KP: Wow, that’s incredible! I loved the instrumentation on that track so much. You’ve spoken about how aging unearths contradictions and erodes black-and-white ideas, leading to a richer, more complicated life. In a world that so often encourages extremism, do you think that embracing ambiguity and contradiction is, in itself, a revolutionary act?
JH: I don’t know if it’s revolutionary. Define revolutionary? “Involving or causing a complete or dramatic change…” Yes, or perhaps not so dramatic, but experience has made me more resilient against simplistic narratives. So far I think that’s good.
KP: I do, too! What advice would you lend to women who wish to make experimental work but are afraid of being misunderstood?
JH: What I said above: If someone powerful finds you annoying, it’s because they don’t understand what you’re doing — it’s beyond their comprehension, and they feel too privileged to have to try. Power doesn’t try. That’s its problem. Go hard. Who needs power?
KP: That’s really great advice. You first started releasing music almost twenty years ago. What has recording music — or sharing your art overall — taught you about the world? About yourself?

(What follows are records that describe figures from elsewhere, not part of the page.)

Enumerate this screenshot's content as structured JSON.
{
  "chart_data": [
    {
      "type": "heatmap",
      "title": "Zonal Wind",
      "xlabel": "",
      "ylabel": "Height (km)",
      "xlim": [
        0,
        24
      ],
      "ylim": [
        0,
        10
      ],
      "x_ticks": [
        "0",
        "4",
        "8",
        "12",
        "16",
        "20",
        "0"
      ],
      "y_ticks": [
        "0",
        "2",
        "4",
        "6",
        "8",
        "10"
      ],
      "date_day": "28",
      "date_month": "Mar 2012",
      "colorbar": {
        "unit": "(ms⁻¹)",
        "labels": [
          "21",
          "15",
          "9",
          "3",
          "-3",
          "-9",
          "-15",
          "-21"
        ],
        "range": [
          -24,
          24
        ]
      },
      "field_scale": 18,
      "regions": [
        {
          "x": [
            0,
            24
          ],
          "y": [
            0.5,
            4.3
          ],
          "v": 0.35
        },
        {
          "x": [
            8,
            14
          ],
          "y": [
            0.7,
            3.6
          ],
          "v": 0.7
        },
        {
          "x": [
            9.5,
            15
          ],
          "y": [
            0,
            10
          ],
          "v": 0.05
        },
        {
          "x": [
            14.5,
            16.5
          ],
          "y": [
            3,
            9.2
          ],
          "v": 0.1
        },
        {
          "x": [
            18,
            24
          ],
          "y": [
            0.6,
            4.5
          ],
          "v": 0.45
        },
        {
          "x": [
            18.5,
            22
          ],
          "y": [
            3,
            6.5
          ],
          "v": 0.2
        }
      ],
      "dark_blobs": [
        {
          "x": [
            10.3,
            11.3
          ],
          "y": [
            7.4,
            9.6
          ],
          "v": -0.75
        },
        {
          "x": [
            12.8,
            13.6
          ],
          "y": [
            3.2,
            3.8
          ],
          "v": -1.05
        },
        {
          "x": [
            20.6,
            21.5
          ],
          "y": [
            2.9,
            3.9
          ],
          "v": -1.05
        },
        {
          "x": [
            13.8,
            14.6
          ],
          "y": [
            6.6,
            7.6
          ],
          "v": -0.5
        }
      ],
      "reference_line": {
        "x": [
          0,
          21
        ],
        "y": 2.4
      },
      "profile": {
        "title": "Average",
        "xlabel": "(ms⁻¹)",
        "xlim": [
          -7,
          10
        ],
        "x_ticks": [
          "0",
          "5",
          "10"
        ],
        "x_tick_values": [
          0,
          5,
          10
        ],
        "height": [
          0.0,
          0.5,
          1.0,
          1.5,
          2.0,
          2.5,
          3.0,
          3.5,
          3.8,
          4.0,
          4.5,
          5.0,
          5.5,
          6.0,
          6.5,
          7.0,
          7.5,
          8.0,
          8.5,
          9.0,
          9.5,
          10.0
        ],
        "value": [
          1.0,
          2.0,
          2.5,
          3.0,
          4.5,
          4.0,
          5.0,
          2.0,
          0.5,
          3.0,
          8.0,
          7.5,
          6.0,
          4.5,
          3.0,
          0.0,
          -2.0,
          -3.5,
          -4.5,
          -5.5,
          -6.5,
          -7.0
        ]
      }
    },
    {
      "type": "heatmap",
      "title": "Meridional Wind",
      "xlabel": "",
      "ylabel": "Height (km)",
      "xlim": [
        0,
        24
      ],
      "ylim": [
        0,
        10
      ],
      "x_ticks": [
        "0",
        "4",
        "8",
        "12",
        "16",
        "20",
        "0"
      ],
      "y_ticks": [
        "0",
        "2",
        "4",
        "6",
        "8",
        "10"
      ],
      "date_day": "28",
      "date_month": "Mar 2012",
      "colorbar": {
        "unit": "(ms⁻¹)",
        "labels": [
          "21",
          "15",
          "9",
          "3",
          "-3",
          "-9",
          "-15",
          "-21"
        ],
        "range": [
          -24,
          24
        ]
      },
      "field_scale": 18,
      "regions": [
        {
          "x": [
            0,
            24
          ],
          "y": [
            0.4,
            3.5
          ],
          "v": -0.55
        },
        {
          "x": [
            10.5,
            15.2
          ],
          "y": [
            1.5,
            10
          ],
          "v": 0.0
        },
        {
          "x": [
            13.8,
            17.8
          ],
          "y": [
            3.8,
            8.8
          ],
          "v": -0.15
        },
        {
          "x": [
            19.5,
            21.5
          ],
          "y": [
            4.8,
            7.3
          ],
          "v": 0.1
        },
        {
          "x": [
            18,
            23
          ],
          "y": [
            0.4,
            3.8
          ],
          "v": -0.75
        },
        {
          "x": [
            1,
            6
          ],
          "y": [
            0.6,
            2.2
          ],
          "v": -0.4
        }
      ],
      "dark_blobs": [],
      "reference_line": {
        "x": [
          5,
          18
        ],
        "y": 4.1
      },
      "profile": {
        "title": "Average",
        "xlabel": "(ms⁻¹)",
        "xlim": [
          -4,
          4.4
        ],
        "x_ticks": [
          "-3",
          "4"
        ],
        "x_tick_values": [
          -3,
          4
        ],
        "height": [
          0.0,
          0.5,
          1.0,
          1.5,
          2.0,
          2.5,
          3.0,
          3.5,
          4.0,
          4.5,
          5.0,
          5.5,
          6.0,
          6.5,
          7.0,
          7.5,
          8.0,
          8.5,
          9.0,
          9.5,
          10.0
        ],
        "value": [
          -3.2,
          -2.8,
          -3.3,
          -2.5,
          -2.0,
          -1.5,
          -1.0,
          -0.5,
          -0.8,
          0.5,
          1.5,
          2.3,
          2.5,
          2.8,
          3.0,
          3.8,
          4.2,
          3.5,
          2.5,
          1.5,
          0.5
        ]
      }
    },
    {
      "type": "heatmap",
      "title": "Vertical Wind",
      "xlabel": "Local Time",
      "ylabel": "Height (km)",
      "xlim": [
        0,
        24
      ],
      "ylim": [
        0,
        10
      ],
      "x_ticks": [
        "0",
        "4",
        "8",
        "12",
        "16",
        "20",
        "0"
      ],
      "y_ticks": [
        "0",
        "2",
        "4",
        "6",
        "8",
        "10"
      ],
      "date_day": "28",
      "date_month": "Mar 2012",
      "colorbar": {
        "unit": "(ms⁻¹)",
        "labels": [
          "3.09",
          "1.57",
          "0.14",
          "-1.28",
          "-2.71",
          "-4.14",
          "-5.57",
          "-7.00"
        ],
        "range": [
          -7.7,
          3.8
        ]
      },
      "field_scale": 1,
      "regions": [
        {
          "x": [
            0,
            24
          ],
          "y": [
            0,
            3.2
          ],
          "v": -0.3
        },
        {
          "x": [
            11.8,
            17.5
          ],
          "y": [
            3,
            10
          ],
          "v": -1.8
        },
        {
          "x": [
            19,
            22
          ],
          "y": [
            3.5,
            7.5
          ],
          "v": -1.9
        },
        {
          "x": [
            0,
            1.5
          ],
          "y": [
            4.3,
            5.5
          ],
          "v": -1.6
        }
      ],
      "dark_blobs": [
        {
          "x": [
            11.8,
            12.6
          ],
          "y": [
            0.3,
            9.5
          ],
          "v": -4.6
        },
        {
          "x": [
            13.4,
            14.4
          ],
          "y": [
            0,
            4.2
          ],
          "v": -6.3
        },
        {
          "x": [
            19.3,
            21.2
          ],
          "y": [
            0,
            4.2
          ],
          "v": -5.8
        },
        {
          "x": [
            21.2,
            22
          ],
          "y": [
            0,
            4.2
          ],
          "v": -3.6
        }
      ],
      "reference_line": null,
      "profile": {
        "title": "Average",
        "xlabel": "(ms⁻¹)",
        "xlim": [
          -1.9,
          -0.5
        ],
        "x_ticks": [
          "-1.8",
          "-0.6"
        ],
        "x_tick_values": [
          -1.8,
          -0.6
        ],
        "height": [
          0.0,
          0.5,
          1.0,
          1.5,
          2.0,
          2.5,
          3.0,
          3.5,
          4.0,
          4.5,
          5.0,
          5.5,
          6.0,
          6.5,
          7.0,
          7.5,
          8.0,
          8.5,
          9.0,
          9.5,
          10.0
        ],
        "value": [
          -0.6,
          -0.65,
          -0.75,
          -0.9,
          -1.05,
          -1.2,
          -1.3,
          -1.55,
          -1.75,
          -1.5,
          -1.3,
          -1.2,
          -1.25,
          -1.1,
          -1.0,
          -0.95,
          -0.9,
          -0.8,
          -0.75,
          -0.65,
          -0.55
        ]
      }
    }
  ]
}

JH: Everything and nothing?
KP: And as someone who has a titanic breadth of work, what advice would you lend to women who seek refuge or a career in the arts?
JH: Do the work and let people come to you (but make sure you survive — it’s not a bad thing to have other jobs.) Use your entire lifespan to create work. Art practice doesn’t end at 25, or 30, or 40.
KP: What do you feel makes a provocative woman?
JH: Good question… Honestly, I’m a little tired of “provocative.” At this point in time I feel like “provocative” just means “attention-seeking” or even “extreme right.” I’ve been called “provocative” many times, but I’m a shy person, so this has left me a bit puzzled. I’m not very confrontational in person.
In art, related to various answers above, :), I think “provocative” is a word used by many to describe people or processes that they don’t understand.